Have you encountered any notable challenges founding a company in China?

I’m guessing you mean related to the bureaucracy? Like do I have to hand over red envelopes of cash every month, or take government officials out for baijiu booze-fests? If that’s what you mean, then no. Things are pretty simple as a small business. The trick is to be clear on all the regulations, tax law, labor law, etc. Fortunately my wife has both a degree in Chinese law and an MBA. She helps me with legal and human resources issues, enabling me to focus on our company direction and products.

As a linguist and language consultant, given the growth of apps, online resources, and new pedagogical methodologies how do you see the future of Mandarin language acquisition?

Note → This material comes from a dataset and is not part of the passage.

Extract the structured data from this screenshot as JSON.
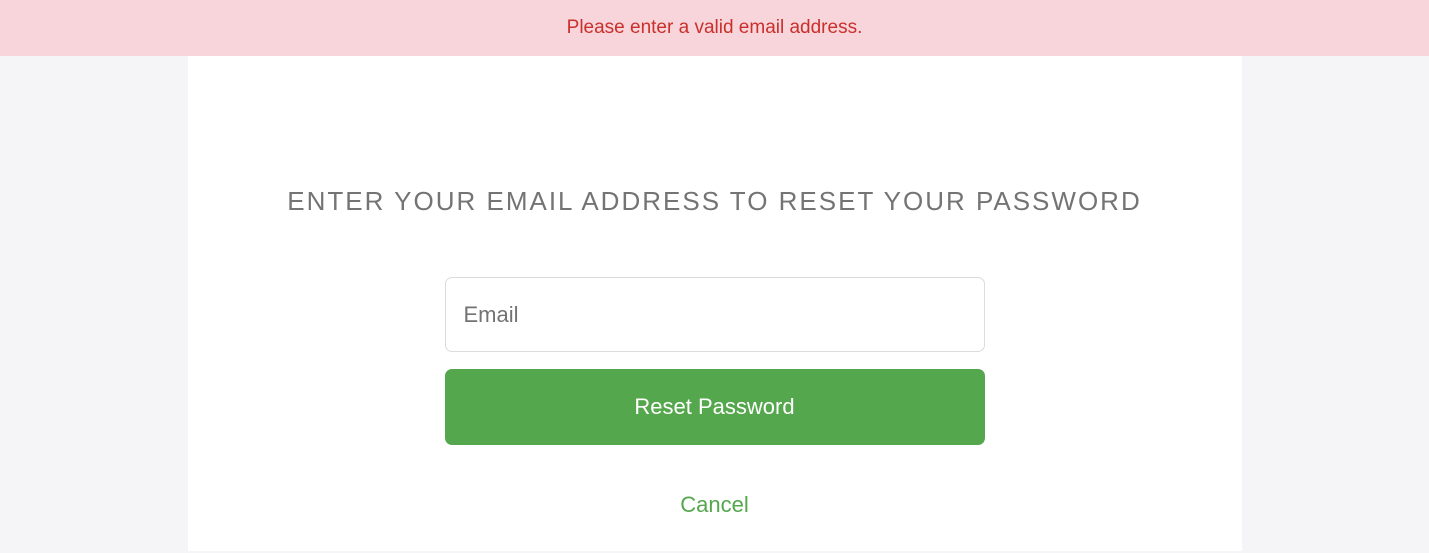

Apps are over-hyped. They’re just a channel for learning, and to be honest, not much has been done with them yet. Skritter is the most impressive, combining “learn anywhere” with actually useful touch-based input. Apps like ChinesePod and HelloChinese (similar to Duolingo) are pretty cool, but they’re not revolutionary; they simply offer convenience by porting the learner experience to a mobile device.

The future of all learning is deep personalization, made possible by cloud-based linguistic analysis, combined with spaced repetition. You can see this happening already in all kinds of ways, but Chinese pedagogy is a little slow to catch on. AllSet Learning has contributed the Chinese Grammar Wiki to this movement, which allows grammar points to be studied and tracked in a modular way. There is still much work to be done, however.

What advice would you give to an expat deciding whether or not to work in China? To start a business in China?

Why China? You better have a good answer. “The Chinese market is big” is not an answer. I’ve lived in China for almost 16 years, and I don’t try to sell to the Chinese market. It’s really not easy.

You can get lots of great work experience in China, and of course I believe that knowing Chinese will will be a huge boon to anyone’s career, but definitely think twice before opening a business here, and certainly don’t do it without living here for a while.

What’s next for you?

As I mentioned before, the future of all learning is deep personalization. That’s precisely what we’re working on at AllSet Learning, and we have lots of great projects underway, which will help all learners of Mandarin. The future is bright!